Saturday, January 24, 2009

IT IS DONE! SSPX Excommunications Removed


THE CATHOLIC KNIGHT: In a stunning act of reconciliation, Pope Benedict XVI has just ended a two decade saga between the Vatican and the "Society of Saint Pius X" (SSPX).

The SSPX is a traditional Catholic organization started by Archbishop Marcel Lefebvre in 1970 in response to the new Missal of Pope Paul VI released in 1969. The Missal of Pope Paul VI (sometimes called the "Novus Ordo" or "Ordinary Form" of the mass) provided a new form of Catholic liturgy, which omitted many elements of historic Catholic tradition, changed various prayers, and generally reworked the Catholic mass in such a way to make many Catholics feel their tradition had been lost. While it is true the Missal of Pope Paul VI mirrors various elements of Protestant liturgies, it is also true the Missal retained enough Catholic character to remain valid. The Second Vatican Council (1961 - 1965) called for vernacular translations of the mass, and so it was this "Novus Ordo" that became the target for this experiment. The mass celebrated in the vernacular languages around the world today is the Missal of Pope Paul VI.

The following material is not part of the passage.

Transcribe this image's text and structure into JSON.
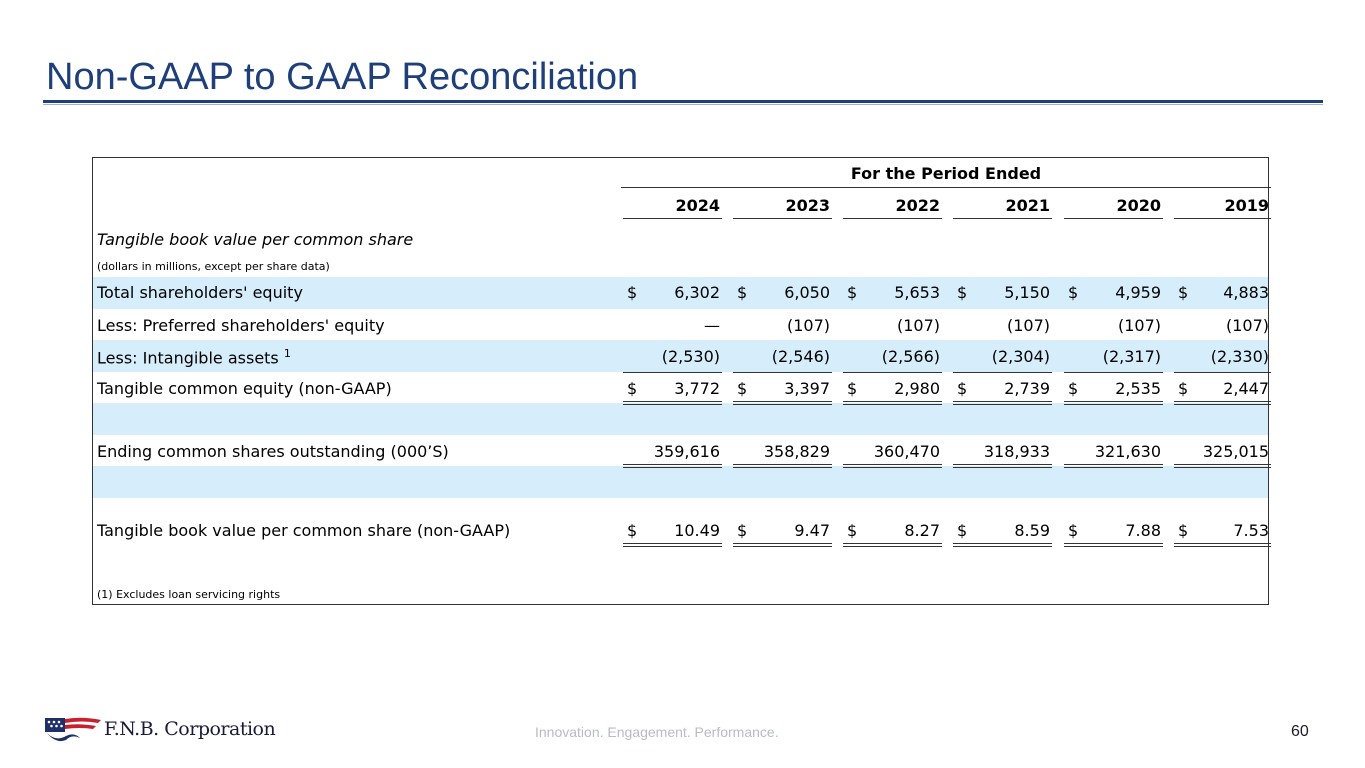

Archbishop Marcel Lefebvre, on the other hand, saw the potential dangers of this, and observed in the trends of his time the eminent downfall of the Catholic Church. His fears became reality within just a few decades, and were made manifest in the most heinous way, in everything from the liturgical abuse of "clown masses," to the administrative nightmare of the clergy sexual-abuse scandal.  While the mainstream Church was undergoing a clerical shortage, the SSPX quickly grew to become the world's largest traditional Catholic community, and remains so to this day. 

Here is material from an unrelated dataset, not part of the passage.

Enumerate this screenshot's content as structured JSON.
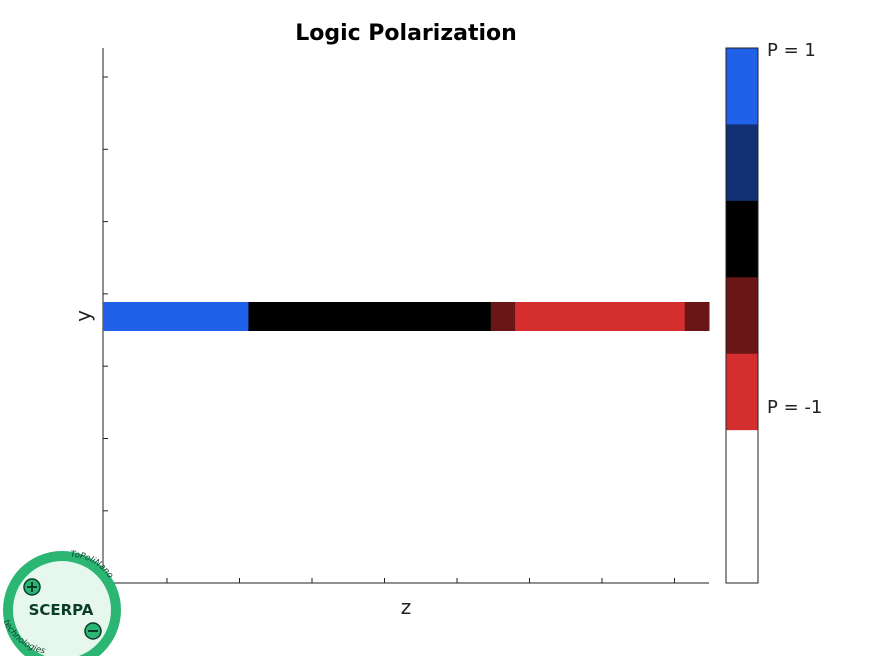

The SSPX has always pledged loyalty to the pope, regardless of it's disagreement with the Holy See. However, in 1988 an unfortunate turn of events led to what many have called a "schism." In 1988 Archbishop Marcel Lefebvre consecrated four bishops to continue his work and keep the SSPX alive, even though he did not have permission from the Holy Father to do this. Pope John Paul II responded by declaring automatic excommunications of Archbishop Lefebvre and the four priests he consecrated as bishops.

The excommunications of the SSPX bishops led to a scandal that engulfed the entire Catholic Church worldwide. Liberals within the Church were emboldened by the action, seeing it as a condemnation upon traditionalism in general, and a license to continue their so-called "reforms" with impunity.  Traditionalists on the other hand were marginalized.  Even those who left the SSPX, to join other traditionalist societies still on good terms with the Vatican, found themselves on the fringes of the Church, often denied access to the traditional liturgy, and looked down upon as "troublemakers."  

In July of 2007, Pope Benedict XVI (formerly Cardinal Joseph Ratzinger) issued a motu proprio explaining that the traditional Catholic liturgy, still used by the SSPX and all traditionalist societies, was never banned by the Vatican, and in fact, any priest anywhere may celebrate it (if he is competent), and any Catholic anywhere may request it. What follows nearly two years later is this proclamation that the SSPX excommunications have been lifted, leaving the question open if those excommunications were legitimate to begin with.

It is a happy day for traditional Catholics around the world, and special congratulations are in order for members of the SSPX. The bishops of the SSPX are now back within the fold of the Church. The canonical status of the SSPX itself remains in question for the time being, but we can expect this issue to soon be resolved as well.  Today, however, is a day for rejoicing!